Haftada iki saat radyo yayını, okullarda kısmi lisan dersleri ile bütün problemlerin çözüldüğüne inanmamız elbette istenemez. Bugün Kafkasya'da nüfusun ancak %15 ini teşkil eden Abhazya özerk bölgesi, adı dışında varlığını ne kadar muhafaza edebilir. Diğer özerk bölgelerde çoğunluğu Kafkasya dışı ulusların oluşturduğu yerlerin istikballerini ne derece parlak görebiliriz. Bu gidiş devam ederse Türkiye'de zaman belirterek teşhis edilen asimilasyon, Kafkasya için daha geç bir tarihte de olsa mukadder değil midir? Her iki durumda da asimilasyonla karşı karşıya geliyoruz.
Bu gerçekler karşısında çözümü ana vatana dönüp oradaki nüfus artışına yardımcı olarak çözümlemek isteyenlere de sözümüz olacak. Eğer yukarıdaki örnekleri gördükten sonra, Sovyetlerin yurt dışındaki Çerkeslerin ana vatana dönüşü için son derece arzulu bulunduklarına inanıyorlarsa büyük bir yanılgı içindedirler. Kafkasya’nın kendi bünyesinde birlik kurmasına müsaade etmeyen zihniyet, nasıl olur da dünya Çerkeslerini bir araya getirmek için çırpınır ve didinir. Bu mantığın kuralları dışına taşmıyor mu? Kafkasya'ya göçün şartlarını son derece güzel cümlelerle izah edenler, nedense söylemiş olduğumuz gerçekleri ısrarla görmemezlikten gelirler.
Çeşitli haksız suçlamalarla anavatanlarından koparılıp Çeçenlerle birlikte sürgüne gönderilen Kırımlılar yurtlarına henüz dönememişlerdir.

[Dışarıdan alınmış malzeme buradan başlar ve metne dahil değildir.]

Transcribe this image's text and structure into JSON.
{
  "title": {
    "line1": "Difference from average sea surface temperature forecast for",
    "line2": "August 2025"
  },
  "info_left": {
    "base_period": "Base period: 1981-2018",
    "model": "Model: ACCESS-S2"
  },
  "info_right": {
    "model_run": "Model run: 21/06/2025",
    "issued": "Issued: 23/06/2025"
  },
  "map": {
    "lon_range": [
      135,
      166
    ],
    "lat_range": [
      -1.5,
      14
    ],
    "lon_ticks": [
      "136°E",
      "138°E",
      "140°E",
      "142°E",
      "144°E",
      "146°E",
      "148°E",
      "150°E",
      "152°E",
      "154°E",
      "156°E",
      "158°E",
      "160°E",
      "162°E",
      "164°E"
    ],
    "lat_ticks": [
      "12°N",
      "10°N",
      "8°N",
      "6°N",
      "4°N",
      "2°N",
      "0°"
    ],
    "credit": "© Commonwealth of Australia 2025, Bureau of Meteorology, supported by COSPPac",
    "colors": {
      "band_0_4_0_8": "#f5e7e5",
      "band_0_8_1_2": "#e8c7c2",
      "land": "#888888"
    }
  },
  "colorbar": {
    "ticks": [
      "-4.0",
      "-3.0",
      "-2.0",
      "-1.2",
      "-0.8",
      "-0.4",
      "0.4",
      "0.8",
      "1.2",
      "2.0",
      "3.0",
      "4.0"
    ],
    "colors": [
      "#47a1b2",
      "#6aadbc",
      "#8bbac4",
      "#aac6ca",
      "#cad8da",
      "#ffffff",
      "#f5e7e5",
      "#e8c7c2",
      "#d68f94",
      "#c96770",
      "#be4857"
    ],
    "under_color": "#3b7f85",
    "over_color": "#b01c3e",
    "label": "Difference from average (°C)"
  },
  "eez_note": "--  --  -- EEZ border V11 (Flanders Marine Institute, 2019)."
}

Bu gerçekler göz önünde dururken Sovyetlerin bize yapmış olduğu ana vatana dönüş çağrısı, bizim nezdimizde, enternasyonalci bir hareket olan devlet ideolojisinin, cihan hâkimiyetine giden yolda, kendisine engel olarak gördüğü Kuzey Kafkasya camiasını, pasif duruma düşürüp hareketini daha da kolaylaştırmak için yapılan bir propagandadır.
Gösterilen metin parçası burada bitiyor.